Faces: Adel El Siwi

13 February - 30 March 2007

Tabari Artspace Gallery presented a rare collection of paintings by Adel El Siwi in an exhibition entitled “Faces”.

 

El Siwi’s painting represents those personalities still present in the collective memory of the Egyptian people such as public figures, movie stars, famous singers, leaders, sport champions but sometimes these characters are shown in a details manner painted with a personal memory. The paintings are like albums of fashions, emotions, gestures belonging to bygone days; they are like portray of a time through the faces and environment of its protagonist.
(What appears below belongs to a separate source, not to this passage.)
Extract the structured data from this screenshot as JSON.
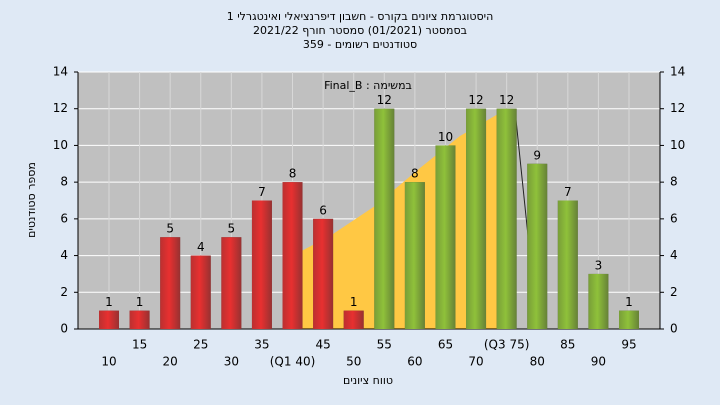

El Siwi is concerned about the exercise of charisma, the capacity of seduction and the emanation of aura on his paintings.

 

El Siwi was born in Beheira, Egypt in 1952 and studied medicine at Cairo University before seriously considering a career as a painter. He had his first major show in 1985 at the Cairo Atelier. In 1988 exhibition, held at the Mashrabia Gallery in Cairo marked his transition from the human figures to the interiorscape. In this new phase he attempted to give the traditional still life object pride and powerful presence. El Siwi chooses to use the trite, simple themes of flower pots, palm trees, camels, etc. He strongly believed that the more limited the means the stronger the potential of the expression and refused to use any other medium of painting than painting on paper or canvas. But in 1997 Venice Biennale’s exhibition, El Siwi explore a new genre of conceptual art through painting by exhibiting his newest collection of paintings entitled “The Face and Beyond.” In this collection he acknowledges his past, as a cycle of repetition always in returns to its starting point and acknowledges as well the presence of the collective in the individual, attempting to blur the boundaries between the two. This exhibition of exploration in discovery and rediscovery sets El Siwi apart from other painters.

 

Furthermore, El Siwi is film art director, writer about contemporary art and experimented virtual work projection on buildings. He also translated Leonardo Da Vinci’s Treatise on painting into Arabic.